At the November AdPReP forum, the Dean declared that the process for the cuts was not and could not be a “democratic” one. At the very least, then, we can act now to insist the process for the next round of cuts must be a “democratic” one handled as a matter of collegial governance. But our actions could very well produce the solutions we need to these crises. The question, then, is what we should so at this juncture.
What Should We Do?
We could write to the three administrators with responsibility for the current and impending crisis — the Dean, the Provost, and the President — and ask them to tell us precisely what they intend to do to help resolve these crises. As a matter of collegial governance, the faculty in this Faculty need to hear from those colleagues charged with special responsibilities and duties what they intend to do to avert these crises and further our interests.
But we also need the provincial government not simply to “hear” our “message,” as President Samarasekera assures us they are, but to act in ways that produce the necessary effects. If the government is hearing President Samarasekera’s “message” but not providing the funding that the University requires to avert this crisis for the Faculty of Arts, should we not petition the legislature directly?
The University of Alberta is a public university, and the funding for it should come primarily from the public purse.

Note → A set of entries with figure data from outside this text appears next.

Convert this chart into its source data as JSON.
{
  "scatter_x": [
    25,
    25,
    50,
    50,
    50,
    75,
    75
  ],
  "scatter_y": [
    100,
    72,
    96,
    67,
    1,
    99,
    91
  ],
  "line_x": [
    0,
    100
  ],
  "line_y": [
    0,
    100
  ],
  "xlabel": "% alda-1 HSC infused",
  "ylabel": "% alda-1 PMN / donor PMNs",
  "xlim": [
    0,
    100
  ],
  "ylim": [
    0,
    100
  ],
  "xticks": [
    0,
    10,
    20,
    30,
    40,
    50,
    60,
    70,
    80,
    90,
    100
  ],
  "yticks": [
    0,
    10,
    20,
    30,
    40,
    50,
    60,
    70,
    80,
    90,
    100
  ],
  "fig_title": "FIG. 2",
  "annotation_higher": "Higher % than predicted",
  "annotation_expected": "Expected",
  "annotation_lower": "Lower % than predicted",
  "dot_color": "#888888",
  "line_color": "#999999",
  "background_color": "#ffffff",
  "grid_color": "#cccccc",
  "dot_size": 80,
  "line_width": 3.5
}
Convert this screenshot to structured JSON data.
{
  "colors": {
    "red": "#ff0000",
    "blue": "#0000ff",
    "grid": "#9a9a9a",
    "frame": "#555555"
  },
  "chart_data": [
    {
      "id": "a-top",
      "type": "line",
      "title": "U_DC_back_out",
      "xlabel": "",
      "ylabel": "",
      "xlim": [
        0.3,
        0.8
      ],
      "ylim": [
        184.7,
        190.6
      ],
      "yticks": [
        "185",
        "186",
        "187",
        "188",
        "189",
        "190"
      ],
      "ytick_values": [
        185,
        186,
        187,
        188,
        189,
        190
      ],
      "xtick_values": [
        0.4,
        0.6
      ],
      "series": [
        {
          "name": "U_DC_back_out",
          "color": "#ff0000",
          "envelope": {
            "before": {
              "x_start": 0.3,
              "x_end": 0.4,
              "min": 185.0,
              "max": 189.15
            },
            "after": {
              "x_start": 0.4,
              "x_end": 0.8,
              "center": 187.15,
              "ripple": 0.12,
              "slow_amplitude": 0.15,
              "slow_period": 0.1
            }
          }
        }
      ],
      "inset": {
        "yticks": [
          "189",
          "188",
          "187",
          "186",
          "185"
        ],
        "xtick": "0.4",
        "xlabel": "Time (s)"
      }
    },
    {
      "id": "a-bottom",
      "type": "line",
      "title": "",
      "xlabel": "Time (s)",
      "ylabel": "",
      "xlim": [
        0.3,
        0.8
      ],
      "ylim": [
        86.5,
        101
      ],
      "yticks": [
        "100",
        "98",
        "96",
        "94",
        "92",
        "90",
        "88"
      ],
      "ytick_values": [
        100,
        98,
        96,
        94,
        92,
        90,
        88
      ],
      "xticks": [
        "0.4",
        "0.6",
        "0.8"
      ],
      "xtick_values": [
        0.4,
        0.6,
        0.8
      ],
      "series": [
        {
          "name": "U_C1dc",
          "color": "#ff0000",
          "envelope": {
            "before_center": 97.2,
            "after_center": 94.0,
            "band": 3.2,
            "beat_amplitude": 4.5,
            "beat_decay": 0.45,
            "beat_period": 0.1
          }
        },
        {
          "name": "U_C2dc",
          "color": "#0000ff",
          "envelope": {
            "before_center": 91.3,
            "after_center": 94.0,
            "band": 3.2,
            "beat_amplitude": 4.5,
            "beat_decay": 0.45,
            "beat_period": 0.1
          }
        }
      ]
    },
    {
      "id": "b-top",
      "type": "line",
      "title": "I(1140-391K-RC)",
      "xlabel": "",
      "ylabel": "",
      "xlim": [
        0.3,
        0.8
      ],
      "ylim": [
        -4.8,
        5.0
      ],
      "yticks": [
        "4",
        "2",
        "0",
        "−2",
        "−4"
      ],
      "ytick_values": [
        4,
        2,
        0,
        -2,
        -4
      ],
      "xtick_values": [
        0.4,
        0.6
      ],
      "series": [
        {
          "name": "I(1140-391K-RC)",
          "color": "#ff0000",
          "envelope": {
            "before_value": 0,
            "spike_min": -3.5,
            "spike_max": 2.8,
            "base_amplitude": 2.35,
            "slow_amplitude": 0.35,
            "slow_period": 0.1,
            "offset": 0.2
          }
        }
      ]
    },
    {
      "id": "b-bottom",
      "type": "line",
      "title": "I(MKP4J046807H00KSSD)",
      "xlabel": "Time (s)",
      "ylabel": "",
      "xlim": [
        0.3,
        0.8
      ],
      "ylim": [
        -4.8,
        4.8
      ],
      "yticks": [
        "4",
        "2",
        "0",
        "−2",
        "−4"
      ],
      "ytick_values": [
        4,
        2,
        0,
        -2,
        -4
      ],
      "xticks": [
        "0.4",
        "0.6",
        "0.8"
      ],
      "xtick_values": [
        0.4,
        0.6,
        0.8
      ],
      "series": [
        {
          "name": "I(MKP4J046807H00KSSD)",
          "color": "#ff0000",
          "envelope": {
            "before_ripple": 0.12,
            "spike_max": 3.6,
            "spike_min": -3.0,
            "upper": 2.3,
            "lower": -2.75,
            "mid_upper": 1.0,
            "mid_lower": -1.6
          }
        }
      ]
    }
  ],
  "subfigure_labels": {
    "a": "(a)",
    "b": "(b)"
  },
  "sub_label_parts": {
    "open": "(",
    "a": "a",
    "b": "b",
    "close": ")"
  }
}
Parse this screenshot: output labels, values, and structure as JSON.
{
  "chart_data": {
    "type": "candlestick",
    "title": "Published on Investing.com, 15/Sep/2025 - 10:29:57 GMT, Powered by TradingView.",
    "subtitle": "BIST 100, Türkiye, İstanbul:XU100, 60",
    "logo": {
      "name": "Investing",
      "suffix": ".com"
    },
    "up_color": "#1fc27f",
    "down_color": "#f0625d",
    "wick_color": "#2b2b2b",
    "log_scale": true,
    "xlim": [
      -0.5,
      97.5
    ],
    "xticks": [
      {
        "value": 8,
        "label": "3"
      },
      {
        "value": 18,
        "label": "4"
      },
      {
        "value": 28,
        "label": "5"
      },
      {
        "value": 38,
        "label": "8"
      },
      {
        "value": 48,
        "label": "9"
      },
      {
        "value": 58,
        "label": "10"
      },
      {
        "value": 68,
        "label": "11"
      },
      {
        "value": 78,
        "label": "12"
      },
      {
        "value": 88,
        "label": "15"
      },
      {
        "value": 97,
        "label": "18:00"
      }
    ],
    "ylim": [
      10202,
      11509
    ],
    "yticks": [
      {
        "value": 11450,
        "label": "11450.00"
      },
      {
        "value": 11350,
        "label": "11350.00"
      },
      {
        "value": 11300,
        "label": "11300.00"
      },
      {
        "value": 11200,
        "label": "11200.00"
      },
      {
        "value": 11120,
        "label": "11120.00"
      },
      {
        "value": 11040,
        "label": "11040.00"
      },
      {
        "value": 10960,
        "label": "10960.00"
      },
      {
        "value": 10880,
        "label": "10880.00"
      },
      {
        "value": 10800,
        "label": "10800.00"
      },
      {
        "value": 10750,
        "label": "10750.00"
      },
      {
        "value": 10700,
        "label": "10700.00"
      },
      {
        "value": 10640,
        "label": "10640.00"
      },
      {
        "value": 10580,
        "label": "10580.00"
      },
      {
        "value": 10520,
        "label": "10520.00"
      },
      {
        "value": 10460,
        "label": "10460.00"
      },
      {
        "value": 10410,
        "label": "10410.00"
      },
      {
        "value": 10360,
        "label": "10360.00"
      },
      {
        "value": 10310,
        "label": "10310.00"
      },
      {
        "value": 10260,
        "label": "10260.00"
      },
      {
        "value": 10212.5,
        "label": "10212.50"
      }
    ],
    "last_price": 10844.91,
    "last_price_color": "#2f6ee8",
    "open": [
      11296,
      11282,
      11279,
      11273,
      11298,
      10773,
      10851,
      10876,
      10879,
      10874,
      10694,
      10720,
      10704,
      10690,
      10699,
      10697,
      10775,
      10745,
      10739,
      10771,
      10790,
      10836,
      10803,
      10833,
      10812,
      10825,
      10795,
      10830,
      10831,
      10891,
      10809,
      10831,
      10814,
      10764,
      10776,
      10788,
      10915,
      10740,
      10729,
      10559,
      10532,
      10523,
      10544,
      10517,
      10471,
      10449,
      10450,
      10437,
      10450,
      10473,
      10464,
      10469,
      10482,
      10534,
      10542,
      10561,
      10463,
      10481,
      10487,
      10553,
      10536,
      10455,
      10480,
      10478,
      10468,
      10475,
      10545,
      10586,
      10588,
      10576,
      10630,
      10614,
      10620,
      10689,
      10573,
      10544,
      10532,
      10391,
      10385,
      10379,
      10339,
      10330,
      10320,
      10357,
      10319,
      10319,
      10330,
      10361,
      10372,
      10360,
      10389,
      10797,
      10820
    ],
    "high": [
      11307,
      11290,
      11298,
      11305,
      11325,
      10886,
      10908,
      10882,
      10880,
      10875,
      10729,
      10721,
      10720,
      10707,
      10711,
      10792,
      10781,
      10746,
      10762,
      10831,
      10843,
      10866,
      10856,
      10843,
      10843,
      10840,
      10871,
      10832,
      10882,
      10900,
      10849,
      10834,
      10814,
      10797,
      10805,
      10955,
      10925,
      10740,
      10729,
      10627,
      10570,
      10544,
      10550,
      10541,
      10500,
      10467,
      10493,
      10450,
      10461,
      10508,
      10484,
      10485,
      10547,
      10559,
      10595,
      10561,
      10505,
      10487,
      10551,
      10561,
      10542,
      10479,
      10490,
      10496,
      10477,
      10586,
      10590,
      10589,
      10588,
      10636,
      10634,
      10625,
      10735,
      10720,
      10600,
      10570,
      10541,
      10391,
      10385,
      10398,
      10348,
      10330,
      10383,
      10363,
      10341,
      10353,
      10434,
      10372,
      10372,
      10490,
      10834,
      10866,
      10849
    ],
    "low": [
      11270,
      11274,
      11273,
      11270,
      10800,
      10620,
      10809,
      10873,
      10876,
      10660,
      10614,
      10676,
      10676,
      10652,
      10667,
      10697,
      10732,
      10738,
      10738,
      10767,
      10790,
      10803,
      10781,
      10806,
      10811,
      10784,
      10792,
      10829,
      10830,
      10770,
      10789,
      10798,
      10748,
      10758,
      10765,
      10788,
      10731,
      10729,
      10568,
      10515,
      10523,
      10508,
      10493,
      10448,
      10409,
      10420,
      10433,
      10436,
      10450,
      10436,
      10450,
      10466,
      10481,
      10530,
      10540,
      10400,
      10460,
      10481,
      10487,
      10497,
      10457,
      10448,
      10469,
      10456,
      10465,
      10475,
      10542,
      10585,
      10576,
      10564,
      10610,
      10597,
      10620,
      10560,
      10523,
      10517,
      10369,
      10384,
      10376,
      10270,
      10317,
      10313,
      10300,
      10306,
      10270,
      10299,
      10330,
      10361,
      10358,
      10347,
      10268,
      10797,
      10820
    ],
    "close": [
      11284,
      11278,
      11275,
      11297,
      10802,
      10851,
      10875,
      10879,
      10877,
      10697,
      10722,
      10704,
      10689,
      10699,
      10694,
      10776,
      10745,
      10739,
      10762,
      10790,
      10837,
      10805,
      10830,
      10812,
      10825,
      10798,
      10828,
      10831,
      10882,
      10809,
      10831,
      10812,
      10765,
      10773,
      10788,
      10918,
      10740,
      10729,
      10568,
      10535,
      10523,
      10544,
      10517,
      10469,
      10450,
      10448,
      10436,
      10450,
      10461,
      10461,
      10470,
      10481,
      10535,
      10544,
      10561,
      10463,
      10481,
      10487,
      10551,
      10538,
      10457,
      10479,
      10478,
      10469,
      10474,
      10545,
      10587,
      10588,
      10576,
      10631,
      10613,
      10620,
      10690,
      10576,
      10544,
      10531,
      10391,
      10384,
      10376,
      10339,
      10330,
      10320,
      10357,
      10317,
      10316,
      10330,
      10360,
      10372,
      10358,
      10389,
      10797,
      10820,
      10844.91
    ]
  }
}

We need the money for the University to come from the public purse for this is a university in the first instance that belongs to and is accountable to the people of Alberta, not corporate or private interests. A “global” university that devastates its Faculty of Arts to support primarily STEM research (Science Technology Engineering Mathematics) and the agenda of private corporations does not properly support the interests of Albertans. Perhaps we can turn crisis into opportunity: an opportunity for us to make the case to Albertans about why they ought to invest in the University, and in its Faculty of Arts in particular.
We hope that you will want to join us in these efforts, or propose others. But we must act quickly.
Letter to the Dean, Provost, and President?
Would you like to join us in sending a letter to the Dean, Provost, and President?
The letter might be brief. It might simply request that the Dean, Provost, and the President inform us of their specific plans, with our point being that we require action of them.
In 2009, the Provost characterized the budget crisis then before the University, with its inexplicable $60 million shortfall to the operating budget, as a “collective problem” that he required the faculty to help solve. The faculty had to help solve the problem by agreeing to give back part of our salaries for 2010-2011. It is now time for us to require that our administrators demonstrably help solve these particular crises for the Faculty of Arts without once again making its members (faculty, students, and non-academic staff) pay the price. We would like to write such a letter, and we like as many people as possible to sign off on it. But we need to act quickly. If you would like to contribute to this letter, please let us know if there is any particular statement or idea that you would like to see in it.
Petition to the Legislature?
We also urgently invite you to contribute your ideas of how we should go about petitioning Alison Redford’s government to help assist with the crisis. What in your view is the best way for us to go about asking for extraordinary help from the provincial legislature at this time in the form of the funds that will permit us to avert these crises? Are there particular MLAs to whom you feel we should write? What would you like the petition to say? What in your view is the best way for us to make our case?
We need the writing of this petition to be a Faculty-wide effort. We also would ideally write a petition that every Albertan would want to sign.
We very much hope that you will want to contribute to this collective effort at this crucial juncture. Time is of the essence. Let your voice be heard now so that we can move towards a resolution of these crises that will ensure the long-term health and vitality of the Faculty. As we have stated elsewhere, we believe there is no reason why this Faculty of Arts should not be the most exciting and dynamic place in Canada for the research and study of the arts, humanities, and social sciences. For that to be true, however, we must stand up and do what we can for the Faculty in this time of crisis.